The [RecognizerParams] INI file section includes settings for controlling language, text types, performance, and fine-tuning options used by the Pdftools OCR Service during text recognition.


Main settings

TextLanguage

KeyTypeDefault
PerformSynthesisTextLanguageEnglish

The languages used for text recognition are separated by commas. The supported languages are listed in the Supported languages page.


LanguageDetectionMode

KeyTypeDefault
LanguageDetectionModeThreeStatePropertyValueEnumTSPV_Auto

Manages automatic language detection. When language autodetection is on, the recognition language is detected for each word in the text. It is selected from the list of languages specified in the TextLanguage property. Autodetection is intended to be used to recognize documents whose language is not known to you. If you know for certain that all the languages you specified are present in the document, autodetection is useless.
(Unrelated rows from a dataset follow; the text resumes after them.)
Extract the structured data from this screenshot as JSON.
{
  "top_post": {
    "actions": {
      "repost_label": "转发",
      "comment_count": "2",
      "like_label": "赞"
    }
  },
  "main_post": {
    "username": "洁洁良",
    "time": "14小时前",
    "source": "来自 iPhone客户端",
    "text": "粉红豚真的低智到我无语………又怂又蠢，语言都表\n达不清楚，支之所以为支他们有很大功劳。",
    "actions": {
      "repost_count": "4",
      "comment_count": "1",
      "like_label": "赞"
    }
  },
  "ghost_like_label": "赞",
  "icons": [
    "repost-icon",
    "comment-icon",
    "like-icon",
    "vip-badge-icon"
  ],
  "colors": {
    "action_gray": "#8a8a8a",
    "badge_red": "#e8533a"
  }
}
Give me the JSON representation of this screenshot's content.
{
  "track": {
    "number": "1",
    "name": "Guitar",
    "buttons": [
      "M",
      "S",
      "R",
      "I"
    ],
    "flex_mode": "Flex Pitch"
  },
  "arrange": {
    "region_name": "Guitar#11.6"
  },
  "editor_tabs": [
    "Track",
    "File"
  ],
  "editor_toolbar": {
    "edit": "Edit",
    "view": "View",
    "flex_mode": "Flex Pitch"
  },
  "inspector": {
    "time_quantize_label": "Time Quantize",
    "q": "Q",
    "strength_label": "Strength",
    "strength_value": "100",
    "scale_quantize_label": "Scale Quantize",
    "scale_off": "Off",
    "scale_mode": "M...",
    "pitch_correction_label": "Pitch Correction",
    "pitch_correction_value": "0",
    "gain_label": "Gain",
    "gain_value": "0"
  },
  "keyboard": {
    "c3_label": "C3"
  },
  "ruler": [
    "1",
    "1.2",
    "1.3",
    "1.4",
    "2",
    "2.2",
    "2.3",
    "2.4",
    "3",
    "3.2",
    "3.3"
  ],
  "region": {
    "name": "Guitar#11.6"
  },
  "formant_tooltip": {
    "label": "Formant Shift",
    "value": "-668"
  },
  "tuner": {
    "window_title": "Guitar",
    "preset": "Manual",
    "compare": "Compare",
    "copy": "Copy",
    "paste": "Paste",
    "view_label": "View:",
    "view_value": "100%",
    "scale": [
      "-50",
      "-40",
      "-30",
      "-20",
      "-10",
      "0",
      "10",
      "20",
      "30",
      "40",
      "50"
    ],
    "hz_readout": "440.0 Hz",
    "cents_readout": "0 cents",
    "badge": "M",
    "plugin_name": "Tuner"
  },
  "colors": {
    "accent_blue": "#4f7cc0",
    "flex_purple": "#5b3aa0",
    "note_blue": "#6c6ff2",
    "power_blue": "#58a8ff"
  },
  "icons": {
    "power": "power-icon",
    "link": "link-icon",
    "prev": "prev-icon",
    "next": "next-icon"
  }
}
Turn it off by setting this property to TSPV_No.

ThreeStatePropertyValueEnum

  • TSPV_Auto: Automatically determine if this processing mode should be used, depending on the situation (image characteristics, etc.).
  • TSPV_No: The processing mode in question will not be used.
  • TSPV_Yes: The processing mode in question will be used.

TextTypes

KeyTypeDefault
TextTypesTextTypeEnumTT_Normal

The value of this property is an OR superposition of the TextTypeEnum enumeration constants that denote possible text types used for recognition. For example, if it is set to TT_Normal | TT_Index, Pdftools OCR Server will presume that the text contains only common typographic text and digits written in ZIP-code style, ignoring all other variants. See also Using Text Type Autodetection.

info

TextTypeEnum

  • TT_Gothic: This value sets the Pdftools OCR Service to presume that the text on the recognized image is printed in the Gothic type.
  • TT_Handprinted: This value corresponds to handprinted text
    note

    Automatic analysis is not available for handprinted text. The coordinates of blocks containing handprinted text should be set manually.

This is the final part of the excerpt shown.